Lula startet die internationale Agenda der Treffen mit Führungskräften aus Europa

Der ehemalige Präsident Luiz Inácio Lula da Silva (PT) startet heute eine internationale Agenda von Treffen mit politischen Führern in vier europäischen Ländern. In Deutschland, Belgien, Frankreich und Spanien wird die PT Verpflichtungen eingehen und Dialoge aufrechterhalten, um zu zeigen, dass „ein anderes Brasilien möglich ist.
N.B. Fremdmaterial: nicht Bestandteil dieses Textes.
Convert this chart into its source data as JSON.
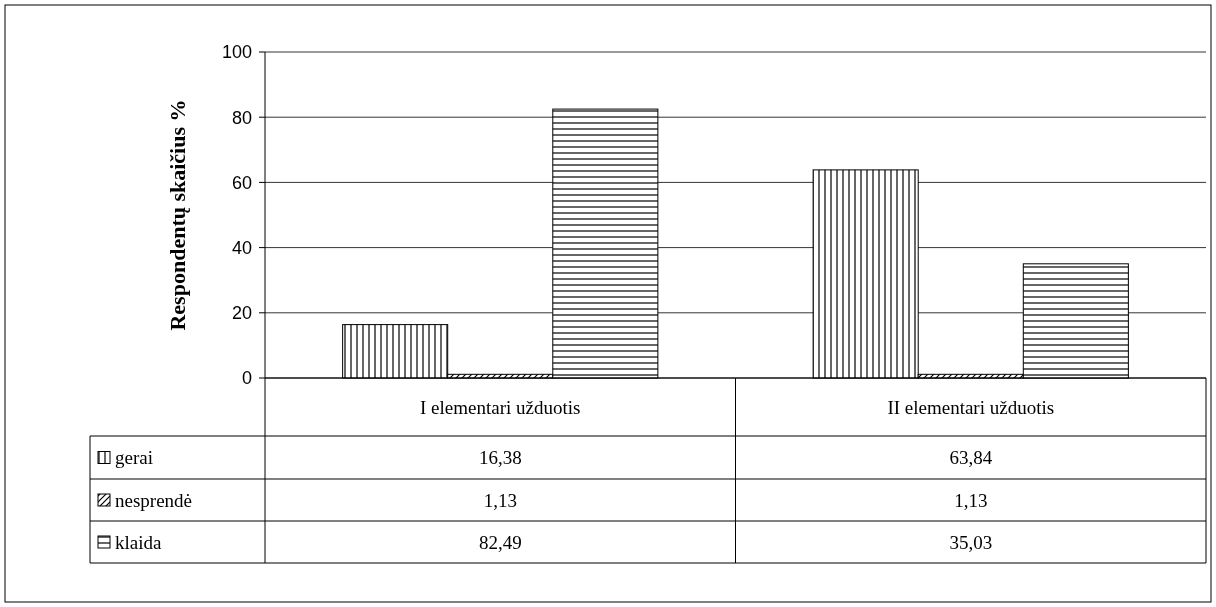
{
  "chart_data": {
    "type": "bar",
    "ylabel": "Respondentų skaičius %",
    "categories": [
      "I elementari užduotis",
      "II elementari užduotis"
    ],
    "series": [
      {
        "name": "gerai",
        "color": "#000000",
        "values": [
          16.38,
          63.84
        ],
        "value_labels": [
          "16,38",
          "63,84"
        ]
      },
      {
        "name": "nesprendė",
        "color": "#000000",
        "values": [
          1.13,
          1.13
        ],
        "value_labels": [
          "1,13",
          "1,13"
        ]
      },
      {
        "name": "klaida",
        "color": "#000000",
        "values": [
          82.49,
          35.03
        ],
        "value_labels": [
          "82,49",
          "35,03"
        ]
      }
    ],
    "ylim": [
      0,
      100
    ],
    "yticks": [
      0,
      20,
      40,
      60,
      80,
      100
    ],
    "grid": "y",
    "legend": "bottom"
  }
}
Und daran werden wir die Welt erinnern“, heißt es in einer Veröffentlichung in sozialen Netzwerken.

Laut der vom ehemaligen Vorstandsvorsitzenden veröffentlichten Tagesordnung erfolgt der Start heute in Deutschland. In der Hauptstadt Berlin wird Lula voraussichtlich mit Martin Schulz, ehemaliger SPD-Chef und ehemaliger Präsident des Europäischen Parlaments, zusammentreffen.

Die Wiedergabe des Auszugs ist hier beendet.